Who Votes When? Untangling Non-Citizen Voting

Right after the election, most people in America saw or heard about this Tweet from then President elect Trump:

I had thought this was just random bluster (on Twitter????? Never!), but then someone sent me  this article. Apparently that comment was presumably based on an actual study, and the study author is now giving interviews. It turns out he’s pretty unhappy with everyone….not just with Trump, but also with Trump’s opponents who claim that no non-citizens voted. So what did his study actually say? Let’s take a look!

Some background: The paper this is based on is called “Do Non-Citizens Vote in US Elections” by Richman et all and was published back in 2014. It took data from a YouGov survey and found that 6.4% of non-citizens voted in 2008 and 2.2% voted in 2010. Non-citizenship status was based on self report, as was voting status, though the demographic data of participants was checked with that of their stated voting district to make sure the numbers at least made sense.

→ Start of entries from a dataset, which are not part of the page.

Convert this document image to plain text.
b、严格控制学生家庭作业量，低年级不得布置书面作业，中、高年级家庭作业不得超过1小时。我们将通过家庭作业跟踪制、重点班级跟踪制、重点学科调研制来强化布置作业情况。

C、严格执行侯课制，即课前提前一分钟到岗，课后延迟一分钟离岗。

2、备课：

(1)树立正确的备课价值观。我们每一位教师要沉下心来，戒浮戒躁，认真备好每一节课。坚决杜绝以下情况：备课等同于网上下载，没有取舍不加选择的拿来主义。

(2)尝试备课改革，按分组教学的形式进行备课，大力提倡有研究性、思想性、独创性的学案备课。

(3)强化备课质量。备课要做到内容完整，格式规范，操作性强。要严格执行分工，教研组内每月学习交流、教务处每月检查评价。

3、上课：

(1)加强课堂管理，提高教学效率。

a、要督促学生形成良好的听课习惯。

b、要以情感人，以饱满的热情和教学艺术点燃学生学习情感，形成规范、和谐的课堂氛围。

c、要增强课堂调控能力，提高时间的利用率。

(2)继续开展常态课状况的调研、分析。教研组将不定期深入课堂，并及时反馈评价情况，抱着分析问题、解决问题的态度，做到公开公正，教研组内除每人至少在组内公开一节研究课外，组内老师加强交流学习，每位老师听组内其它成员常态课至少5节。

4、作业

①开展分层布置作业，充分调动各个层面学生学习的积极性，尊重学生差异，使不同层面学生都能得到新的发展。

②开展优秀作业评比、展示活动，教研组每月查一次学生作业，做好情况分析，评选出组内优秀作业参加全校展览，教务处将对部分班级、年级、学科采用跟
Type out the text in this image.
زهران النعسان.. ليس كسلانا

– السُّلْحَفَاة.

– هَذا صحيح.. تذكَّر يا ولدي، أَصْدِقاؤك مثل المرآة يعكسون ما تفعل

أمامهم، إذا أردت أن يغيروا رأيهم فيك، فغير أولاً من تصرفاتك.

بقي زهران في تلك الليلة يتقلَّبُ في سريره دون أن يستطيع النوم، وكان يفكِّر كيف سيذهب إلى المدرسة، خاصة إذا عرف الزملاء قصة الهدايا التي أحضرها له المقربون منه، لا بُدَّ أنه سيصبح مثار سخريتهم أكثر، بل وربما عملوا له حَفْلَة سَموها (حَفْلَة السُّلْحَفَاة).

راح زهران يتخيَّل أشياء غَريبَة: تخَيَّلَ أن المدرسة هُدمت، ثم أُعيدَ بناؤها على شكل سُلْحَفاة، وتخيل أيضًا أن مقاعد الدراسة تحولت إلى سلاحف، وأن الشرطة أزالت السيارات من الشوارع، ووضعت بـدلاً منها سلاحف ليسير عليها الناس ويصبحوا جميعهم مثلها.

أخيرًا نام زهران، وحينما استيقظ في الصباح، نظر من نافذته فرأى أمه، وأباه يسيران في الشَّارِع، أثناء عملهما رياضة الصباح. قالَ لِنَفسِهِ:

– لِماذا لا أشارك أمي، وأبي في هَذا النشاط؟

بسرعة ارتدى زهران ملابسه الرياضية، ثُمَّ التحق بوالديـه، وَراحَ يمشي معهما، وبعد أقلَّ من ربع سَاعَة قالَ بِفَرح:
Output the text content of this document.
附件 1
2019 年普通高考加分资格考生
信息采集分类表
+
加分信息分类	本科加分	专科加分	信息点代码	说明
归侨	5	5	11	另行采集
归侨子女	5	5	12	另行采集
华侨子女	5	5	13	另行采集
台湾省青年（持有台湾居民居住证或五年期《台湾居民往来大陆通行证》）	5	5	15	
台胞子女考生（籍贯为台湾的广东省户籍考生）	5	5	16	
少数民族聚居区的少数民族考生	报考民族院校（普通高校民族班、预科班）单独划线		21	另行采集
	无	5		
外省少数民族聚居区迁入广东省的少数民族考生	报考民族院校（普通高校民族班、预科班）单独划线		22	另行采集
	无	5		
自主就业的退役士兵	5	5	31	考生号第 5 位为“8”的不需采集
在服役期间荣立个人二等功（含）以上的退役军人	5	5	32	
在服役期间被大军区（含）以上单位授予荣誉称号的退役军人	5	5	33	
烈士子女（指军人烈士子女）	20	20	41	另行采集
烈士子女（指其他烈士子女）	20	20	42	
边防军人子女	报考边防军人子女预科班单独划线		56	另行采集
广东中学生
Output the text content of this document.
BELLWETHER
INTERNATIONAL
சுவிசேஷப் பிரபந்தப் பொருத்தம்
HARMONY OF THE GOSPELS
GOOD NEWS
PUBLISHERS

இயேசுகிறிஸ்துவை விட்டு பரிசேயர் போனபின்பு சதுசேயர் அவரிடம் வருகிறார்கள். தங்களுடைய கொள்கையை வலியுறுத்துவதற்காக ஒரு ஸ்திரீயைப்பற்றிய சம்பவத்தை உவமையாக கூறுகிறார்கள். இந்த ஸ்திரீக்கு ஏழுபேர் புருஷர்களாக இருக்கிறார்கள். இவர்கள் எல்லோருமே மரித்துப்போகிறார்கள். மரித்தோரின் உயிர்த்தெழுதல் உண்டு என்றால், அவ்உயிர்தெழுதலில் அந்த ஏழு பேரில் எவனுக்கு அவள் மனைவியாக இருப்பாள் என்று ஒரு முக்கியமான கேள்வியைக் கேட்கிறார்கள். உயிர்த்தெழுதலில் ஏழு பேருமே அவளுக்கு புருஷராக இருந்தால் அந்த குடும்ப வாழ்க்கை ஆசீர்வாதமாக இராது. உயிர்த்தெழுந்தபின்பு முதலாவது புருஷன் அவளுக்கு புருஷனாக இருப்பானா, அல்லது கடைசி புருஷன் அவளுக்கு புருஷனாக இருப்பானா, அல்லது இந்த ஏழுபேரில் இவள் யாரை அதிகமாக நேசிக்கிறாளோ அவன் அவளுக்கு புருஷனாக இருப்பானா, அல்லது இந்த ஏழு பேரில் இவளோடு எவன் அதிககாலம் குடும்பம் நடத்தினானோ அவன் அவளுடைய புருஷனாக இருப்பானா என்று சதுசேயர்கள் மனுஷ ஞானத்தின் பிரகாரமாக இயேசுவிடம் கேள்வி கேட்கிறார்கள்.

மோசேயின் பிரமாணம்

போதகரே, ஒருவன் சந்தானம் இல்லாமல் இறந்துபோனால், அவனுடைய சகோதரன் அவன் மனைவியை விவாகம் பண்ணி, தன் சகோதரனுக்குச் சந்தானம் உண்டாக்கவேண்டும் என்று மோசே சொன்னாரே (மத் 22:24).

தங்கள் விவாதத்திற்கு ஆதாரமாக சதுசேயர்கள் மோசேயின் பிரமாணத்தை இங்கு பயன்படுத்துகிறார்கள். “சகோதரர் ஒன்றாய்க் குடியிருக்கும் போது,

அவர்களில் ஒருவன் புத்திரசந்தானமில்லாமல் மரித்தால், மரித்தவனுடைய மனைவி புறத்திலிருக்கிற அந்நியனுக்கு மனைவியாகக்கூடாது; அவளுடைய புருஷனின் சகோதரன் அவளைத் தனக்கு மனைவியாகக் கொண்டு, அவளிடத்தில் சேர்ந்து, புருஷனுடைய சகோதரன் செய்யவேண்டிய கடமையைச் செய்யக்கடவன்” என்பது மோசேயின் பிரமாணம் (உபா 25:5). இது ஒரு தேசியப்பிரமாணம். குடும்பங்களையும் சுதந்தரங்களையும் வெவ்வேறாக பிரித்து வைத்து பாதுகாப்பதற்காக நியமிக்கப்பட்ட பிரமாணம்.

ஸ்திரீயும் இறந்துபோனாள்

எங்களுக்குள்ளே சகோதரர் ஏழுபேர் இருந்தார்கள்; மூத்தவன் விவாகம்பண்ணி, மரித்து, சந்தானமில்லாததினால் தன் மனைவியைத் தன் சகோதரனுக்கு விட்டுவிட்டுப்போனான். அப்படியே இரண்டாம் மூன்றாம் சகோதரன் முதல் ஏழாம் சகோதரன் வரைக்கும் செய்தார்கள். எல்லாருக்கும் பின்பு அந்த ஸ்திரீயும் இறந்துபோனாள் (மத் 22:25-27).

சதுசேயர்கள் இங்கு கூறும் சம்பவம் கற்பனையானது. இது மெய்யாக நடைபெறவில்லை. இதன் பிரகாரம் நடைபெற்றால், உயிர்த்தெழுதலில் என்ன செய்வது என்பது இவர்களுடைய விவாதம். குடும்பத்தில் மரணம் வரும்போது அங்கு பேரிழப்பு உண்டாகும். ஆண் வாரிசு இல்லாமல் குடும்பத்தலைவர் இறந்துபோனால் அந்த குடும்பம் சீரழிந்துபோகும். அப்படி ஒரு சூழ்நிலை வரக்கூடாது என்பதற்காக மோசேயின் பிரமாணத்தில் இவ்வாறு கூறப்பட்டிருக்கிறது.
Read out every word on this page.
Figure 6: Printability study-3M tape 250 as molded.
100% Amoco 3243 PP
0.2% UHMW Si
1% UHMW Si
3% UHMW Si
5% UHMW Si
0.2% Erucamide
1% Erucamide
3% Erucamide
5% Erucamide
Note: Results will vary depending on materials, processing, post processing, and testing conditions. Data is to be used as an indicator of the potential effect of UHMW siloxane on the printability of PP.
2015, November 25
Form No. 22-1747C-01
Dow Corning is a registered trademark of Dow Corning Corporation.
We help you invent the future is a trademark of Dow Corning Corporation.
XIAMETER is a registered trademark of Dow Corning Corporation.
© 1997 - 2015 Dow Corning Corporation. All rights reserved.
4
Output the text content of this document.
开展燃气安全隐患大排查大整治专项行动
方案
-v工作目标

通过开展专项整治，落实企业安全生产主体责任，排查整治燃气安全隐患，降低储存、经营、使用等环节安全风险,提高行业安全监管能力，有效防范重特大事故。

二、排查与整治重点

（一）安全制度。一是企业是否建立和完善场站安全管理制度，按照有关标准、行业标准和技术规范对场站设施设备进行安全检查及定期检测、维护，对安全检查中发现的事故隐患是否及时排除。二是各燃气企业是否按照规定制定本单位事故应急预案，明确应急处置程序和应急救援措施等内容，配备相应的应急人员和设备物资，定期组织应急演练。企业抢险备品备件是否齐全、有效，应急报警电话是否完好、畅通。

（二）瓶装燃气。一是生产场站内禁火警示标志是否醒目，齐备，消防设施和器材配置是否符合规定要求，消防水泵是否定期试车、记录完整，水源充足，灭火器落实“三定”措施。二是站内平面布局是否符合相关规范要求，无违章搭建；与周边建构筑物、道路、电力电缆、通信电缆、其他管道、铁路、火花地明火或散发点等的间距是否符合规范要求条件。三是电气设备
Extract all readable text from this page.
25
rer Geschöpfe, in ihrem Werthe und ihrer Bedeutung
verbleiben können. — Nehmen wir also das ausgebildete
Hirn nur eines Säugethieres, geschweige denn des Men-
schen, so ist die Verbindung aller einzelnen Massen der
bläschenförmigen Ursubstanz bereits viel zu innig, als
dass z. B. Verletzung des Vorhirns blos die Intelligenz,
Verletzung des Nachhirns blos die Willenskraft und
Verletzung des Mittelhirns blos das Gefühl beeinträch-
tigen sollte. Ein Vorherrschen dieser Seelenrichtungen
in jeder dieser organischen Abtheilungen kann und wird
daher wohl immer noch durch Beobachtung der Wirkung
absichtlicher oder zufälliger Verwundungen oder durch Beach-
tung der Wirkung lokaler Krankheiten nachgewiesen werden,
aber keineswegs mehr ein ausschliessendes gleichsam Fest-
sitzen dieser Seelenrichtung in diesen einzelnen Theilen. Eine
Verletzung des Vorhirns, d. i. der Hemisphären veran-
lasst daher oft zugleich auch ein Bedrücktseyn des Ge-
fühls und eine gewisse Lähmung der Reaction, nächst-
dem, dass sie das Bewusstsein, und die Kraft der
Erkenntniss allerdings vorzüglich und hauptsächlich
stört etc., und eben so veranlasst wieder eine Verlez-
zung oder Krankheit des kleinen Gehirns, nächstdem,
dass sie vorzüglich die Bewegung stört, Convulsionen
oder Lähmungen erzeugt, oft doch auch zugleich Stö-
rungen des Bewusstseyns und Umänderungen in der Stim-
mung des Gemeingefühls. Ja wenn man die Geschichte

So what stood out here? A few things:

  1. The sample size While the initial survey of voters was pretty large (over 80,000 between the two years) the number of those identifying themselves as non-citizens was rather low: 339 and 489 for the two years. There were a total of 48 people who stated that they were not citizens and that they voted. As a reference, it seems there are about 20 million non-citizens currently residing in the US.
  2. People didn’t necessarily know they were voting illegally One of the interesting points made in the study was that some of this voting may be unintentional. If you are not a citizen, you are never allowed to vote in national elections even if you are a permanent resident/have a green card. The study authors wondered if some people  didn’t know this, so they analyzed the education levels of those non-citizens who voted. It turns out non-citizens with less than a high school degree are more likely to vote than those with more education. This actually is the opposite trend seen among citizens AND naturalized citizens, suggesting that some of those voters have no idea what they’re doing is illegal.
  3. Voter ID checks are less effective than you might think If you’re first question up on reading #2 was “how could you just illegally vote and not know it?” you may be presuming your local polling place puts a little more in to screening people than they do. According to the participants in this study, not only were non-citizens allowed to register and cast a vote, but a decent number of them actually passed an ID check first. About a quarter of non-citizen voters said they were asked for ID prior to voting, and 2/3rds of those said they were then allowed to vote. I suspect this issue is that most polling places don’t actually have much to check their information against. Researching citizenship status would take time and money that many places just don’t have. Another interesting twist to this is that social desirability bias may kick in for those who don’t know voting is illegal. Voting is one of those things more people say they do than actually do, so if someone didn’t know they couldn’t legally vote they’d be more likely to say they did even if they didn’t. Trying to make ourselves look good is a universal quality.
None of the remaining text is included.